This course is an introduction into formal concept analysis (FCA), a mathematical theory oriented at applications in knowledge representation, knowledge acquisition, data analysis and visualization. It provides tools for understanding the data by representing it as a hierarchy of concepts or, more exactly, a concept lattice. FCA can help in processing a wide class of data types providing a framework in which various data analysis and knowledge acquisition techniques can be formulated. In this course, we focus on some of these techniques, as well as cover the theoretical foundations and algorithmic issues of FCA.
Upon completion of the course, the students will be able to use the mathematical techniques and computational tools of formal concept analysis in their own research projects involving data processing. Among other things, the students will learn about FCA-based approaches to clustering and dependency mining.
The course is self-contained, although basic knowledge of elementary set theory, propositional logic, and probability theory would help.
End-of-the-week quizzes include easy questions aimed at checking basic understanding of the topic, as well as more advanced problems that may require some effort to be solved.

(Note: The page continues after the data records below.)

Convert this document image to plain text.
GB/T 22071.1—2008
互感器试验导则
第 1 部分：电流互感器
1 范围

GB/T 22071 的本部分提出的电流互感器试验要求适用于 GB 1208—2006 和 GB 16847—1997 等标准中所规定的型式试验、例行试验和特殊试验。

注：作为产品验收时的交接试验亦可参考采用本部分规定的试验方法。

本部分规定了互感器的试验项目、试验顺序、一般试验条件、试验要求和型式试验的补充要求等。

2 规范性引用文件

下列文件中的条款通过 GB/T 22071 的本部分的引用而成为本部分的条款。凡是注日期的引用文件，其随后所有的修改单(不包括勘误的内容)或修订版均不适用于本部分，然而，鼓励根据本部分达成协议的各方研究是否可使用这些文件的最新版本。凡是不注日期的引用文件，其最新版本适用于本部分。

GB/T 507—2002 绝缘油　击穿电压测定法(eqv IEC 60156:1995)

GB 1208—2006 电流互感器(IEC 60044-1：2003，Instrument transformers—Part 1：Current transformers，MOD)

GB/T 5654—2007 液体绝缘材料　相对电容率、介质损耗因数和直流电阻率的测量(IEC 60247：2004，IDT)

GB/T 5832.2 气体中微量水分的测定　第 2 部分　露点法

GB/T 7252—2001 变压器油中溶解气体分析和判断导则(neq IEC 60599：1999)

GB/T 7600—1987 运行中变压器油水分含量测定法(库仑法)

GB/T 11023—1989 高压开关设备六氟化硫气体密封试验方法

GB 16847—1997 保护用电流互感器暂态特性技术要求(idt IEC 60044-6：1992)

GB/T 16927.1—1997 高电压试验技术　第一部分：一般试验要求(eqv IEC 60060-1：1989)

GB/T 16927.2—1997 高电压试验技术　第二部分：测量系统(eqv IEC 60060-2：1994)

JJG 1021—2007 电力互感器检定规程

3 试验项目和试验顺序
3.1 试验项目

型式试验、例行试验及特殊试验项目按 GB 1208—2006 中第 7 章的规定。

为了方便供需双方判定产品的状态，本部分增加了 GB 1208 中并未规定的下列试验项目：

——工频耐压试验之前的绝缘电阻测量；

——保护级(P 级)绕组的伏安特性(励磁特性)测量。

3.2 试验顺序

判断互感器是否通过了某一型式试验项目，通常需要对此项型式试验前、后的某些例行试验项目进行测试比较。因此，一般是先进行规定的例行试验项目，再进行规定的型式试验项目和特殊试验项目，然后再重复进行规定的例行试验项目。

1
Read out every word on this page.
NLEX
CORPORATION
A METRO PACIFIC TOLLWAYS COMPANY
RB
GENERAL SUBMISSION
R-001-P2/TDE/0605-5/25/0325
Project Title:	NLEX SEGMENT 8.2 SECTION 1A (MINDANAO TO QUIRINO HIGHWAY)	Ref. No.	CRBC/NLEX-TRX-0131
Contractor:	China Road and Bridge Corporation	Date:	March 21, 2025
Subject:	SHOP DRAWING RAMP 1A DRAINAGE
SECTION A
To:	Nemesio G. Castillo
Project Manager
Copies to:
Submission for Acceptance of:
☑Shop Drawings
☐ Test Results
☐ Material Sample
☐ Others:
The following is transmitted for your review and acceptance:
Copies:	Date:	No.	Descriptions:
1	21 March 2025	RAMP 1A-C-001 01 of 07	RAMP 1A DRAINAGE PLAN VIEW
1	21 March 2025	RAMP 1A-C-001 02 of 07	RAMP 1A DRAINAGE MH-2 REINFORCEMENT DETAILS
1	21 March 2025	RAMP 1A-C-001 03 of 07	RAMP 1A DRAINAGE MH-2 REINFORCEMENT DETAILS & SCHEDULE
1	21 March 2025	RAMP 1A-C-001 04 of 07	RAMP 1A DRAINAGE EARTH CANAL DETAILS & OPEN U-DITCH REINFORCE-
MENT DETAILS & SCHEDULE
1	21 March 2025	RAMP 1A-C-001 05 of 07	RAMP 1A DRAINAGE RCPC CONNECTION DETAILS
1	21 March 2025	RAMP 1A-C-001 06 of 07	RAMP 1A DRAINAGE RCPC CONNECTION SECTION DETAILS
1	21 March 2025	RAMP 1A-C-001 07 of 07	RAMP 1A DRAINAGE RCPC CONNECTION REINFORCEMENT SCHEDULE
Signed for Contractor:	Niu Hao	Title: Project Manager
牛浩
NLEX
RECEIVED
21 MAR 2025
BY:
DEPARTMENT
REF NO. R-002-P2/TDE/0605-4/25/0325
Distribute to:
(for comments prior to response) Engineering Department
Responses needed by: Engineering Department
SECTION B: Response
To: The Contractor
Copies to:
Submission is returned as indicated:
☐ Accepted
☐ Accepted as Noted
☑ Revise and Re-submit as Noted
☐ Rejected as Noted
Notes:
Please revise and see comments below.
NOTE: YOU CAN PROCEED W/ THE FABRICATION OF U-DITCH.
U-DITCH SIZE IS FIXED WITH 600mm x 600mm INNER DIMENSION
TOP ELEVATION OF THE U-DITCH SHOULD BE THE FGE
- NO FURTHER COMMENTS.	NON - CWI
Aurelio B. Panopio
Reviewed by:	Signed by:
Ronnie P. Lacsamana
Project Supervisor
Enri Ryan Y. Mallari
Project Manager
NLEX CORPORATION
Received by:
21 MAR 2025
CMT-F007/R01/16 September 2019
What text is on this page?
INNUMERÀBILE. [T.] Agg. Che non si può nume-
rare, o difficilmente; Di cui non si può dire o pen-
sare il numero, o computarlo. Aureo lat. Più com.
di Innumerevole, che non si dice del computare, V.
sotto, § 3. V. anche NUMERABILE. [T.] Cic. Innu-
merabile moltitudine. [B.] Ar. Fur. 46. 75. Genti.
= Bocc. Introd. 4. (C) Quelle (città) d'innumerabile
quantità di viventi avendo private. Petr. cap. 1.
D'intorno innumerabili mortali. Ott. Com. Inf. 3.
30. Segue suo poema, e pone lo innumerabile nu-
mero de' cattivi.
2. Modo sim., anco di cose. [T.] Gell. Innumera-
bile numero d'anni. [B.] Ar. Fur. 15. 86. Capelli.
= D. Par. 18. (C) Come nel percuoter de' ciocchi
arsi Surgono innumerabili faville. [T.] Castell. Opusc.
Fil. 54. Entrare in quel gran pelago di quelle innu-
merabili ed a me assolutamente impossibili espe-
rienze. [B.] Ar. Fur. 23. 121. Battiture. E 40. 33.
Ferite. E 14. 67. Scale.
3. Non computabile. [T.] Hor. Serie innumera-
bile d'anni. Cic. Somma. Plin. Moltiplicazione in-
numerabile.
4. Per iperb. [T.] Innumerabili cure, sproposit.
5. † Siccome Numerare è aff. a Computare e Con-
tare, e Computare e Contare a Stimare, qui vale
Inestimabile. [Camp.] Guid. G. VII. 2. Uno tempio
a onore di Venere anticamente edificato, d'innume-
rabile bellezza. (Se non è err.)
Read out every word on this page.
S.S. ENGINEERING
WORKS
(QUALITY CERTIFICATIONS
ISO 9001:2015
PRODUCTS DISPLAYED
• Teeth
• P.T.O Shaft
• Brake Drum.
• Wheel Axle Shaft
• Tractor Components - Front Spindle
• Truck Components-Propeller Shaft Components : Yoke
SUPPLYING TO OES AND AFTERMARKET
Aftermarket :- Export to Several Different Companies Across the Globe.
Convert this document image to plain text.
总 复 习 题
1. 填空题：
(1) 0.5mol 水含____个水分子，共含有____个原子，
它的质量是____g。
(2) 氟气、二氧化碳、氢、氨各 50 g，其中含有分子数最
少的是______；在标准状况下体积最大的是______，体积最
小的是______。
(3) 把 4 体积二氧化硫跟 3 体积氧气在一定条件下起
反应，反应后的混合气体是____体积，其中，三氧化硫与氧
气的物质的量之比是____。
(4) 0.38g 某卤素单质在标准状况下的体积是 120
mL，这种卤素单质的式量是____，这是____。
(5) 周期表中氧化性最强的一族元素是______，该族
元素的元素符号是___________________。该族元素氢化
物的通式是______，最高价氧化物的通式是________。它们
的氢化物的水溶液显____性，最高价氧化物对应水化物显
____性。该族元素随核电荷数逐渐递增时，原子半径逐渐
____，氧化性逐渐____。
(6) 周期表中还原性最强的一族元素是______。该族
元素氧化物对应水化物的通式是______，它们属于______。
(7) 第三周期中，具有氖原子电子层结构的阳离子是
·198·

Do you have technical problems? Write to us: firstname.lastname@example.org
Formal concept analysis in a nutshell
This week we will learn the basic notions of formal concept analysis (FCA). We'll talk about some of its typical applications, such as conceptual clustering and search for implicational dependencies in data. We'll see a few examples of concept lattices and learn how to interpret them. The simplest data structure in formal concept analysis is the formal context. It is used to describe objects in terms of attributes they have. Derivation operators in a formal context link together object and attribute subsets; they are used to define formal concepts. They also give rise to closure operators, and we'll talk about what these are, too. We'll have a look at software called Concept Explorer, which is good for basic processing of formal contexts. We'll also talk a little bit about many-valued contexts, where attributes may have many values. Conceptual scaling is used to transform many-valued contexts into "standard", one-valued, formal contexts.
Concept lattices and their line diagrams
This week we'll talk about some mathematical properties of concepts. We'll define a partial order on formal concepts, that of "being less general". Ordered in this way, the concepts of a formal concept constitute a special mathematical structure, a complete lattice. We'll learn what these are, and we'll see, through the basic theorem on concept lattices, that any complete lattice can, in a certain sense, be modelled by a formal context. We'll also discuss how a formal context can be simplified without loosing the structure of its concept lattice.
Constructing concept lattices
We will consider a few algorithms that build the concept lattice of a formal context: a couple of naive approaches, which are easy to use if one wants to build the concept lattice of a small context; a more sophisticated approach, which enumerates concepts in a specific order; and an incremental strategy, which can be used to update the concept lattice when a new object is added to the context. We will also give a formal definition of implications, and we'll see how an implication can logically follow from a set of other implications.
This week we'll continue talking about implications. We'll see that implication sets can be redundant, and we'll learn to summarise all valid implications of a formal context by its canonical (Duquenne–Guigues) basis. We'll study one concrete algorithm that computes the canonical basis, which turns out to be a modification of the Next Closure algorithm from the previous week. We'll also talk about what is known in database theory as functional dependencies, and we'll show how they are related to implications.
Interactive algorithms for learning implications
What if we don't have a direct access to a formal context, but still want to compute its concept lattice and its implicational theory? This can be done if there is a domain expert (or an oracle) willing to answer our queries about the domain. We'll study an approach known as learning with queries that addresses this setting. We'll get to know a few standard types of queries, and we'll see how an implication set can be learnt in time polynomial of its size with so called membership and equivalence queries. We'll then introduce attribute exploration, a method from formal concept analysis, which may require exponential time, but which uses different queries, more suitable for building implicational theories and representative samples of subject domains.
Working with real data
A concept lattice can be exponentially large in the size of its formal context. Sometimes this can be due to noise in data. We'll study a few heuristics to filter out noisy concepts or select the most interesting concepts in a large lattice built from real data: stability and separation indices, concept probability, iceberg lattices. We will also talk about association rules, which is a name for implications that are supported by strong evidence, but may still have counterexamples in data.